< Psalmen 81 >

1 Voor den opperzangmeester, op de Gittith, een psalm van Asaf. Zingt vrolijk Gode, onze Sterkte; juicht den God van Jakob.
למנצח על הגתית לאסף הרנינו לאלהים עוזנו הריעו לאלהי יעקב׃
2 Heft een psalm op, en geeft de trommel; de liefelijke harp met de luit.
שאו זמרה ותנו תף כנור נעים עם נבל׃
3 Blaast de bazuin in de nieuwe maan, ter bestemder tijd, op onzen feestdag.
תקעו בחדש שופר בכסה ליום חגנו׃
4 Want dit is een inzetting in Israel, een recht van den God Jakobs.

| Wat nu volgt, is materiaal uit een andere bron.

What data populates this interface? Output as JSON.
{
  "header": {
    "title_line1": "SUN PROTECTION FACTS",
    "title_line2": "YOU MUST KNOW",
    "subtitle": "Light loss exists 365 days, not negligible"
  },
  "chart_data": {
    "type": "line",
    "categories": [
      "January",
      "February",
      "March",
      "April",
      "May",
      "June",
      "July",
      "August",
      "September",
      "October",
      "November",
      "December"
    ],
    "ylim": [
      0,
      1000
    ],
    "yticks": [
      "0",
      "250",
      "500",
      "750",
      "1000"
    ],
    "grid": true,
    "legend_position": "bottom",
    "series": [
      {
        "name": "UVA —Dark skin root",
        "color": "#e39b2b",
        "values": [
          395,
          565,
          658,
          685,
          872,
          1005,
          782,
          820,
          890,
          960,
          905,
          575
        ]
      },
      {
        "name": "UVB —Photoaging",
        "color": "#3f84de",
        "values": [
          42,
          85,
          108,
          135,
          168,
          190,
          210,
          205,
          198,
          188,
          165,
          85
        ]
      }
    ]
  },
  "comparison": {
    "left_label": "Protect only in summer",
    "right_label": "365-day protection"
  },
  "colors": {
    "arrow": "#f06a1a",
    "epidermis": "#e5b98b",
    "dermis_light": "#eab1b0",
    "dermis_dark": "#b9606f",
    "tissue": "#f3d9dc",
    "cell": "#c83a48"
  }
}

כי חק לישראל הוא משפט לאלהי יעקב׃
5 Hij heeft het gezet tot een getuigenis in Jozef, als Hij uitgetogen was tegen Egypteland; alwaar ik gehoord heb een spraak, die ik niet verstond;
עדות ביהוסף שמו בצאתו על ארץ מצרים שפת לא ידעתי אשמע׃
6 Ik heb zijn schouder van den last onttrokken; zijn handen zijn van de potten ontslagen.
הסירותי מסבל שכמו כפיו מדוד תעברנה׃
7 In de benauwdheid riept gij, en Ik hielp u uit; Ik antwoordde u uit de schuilplaats des donders; Ik beproefde u aan de wateren van Meriba. (Sela)
בצרה קראת ואחלצך אענך בסתר רעם אבחנך על מי מריבה סלה׃
8 Mijn volk, zeide Ik hoor toe, en Ik zal onder u betuigen, Israel, of gij naar Mij hoordet!
שמע עמי ואעידה בך ישראל אם תשמע לי׃
9 Er zal onder u geen uitlands god wezen, en gij zult u voor geen vreemden god nederbuigen.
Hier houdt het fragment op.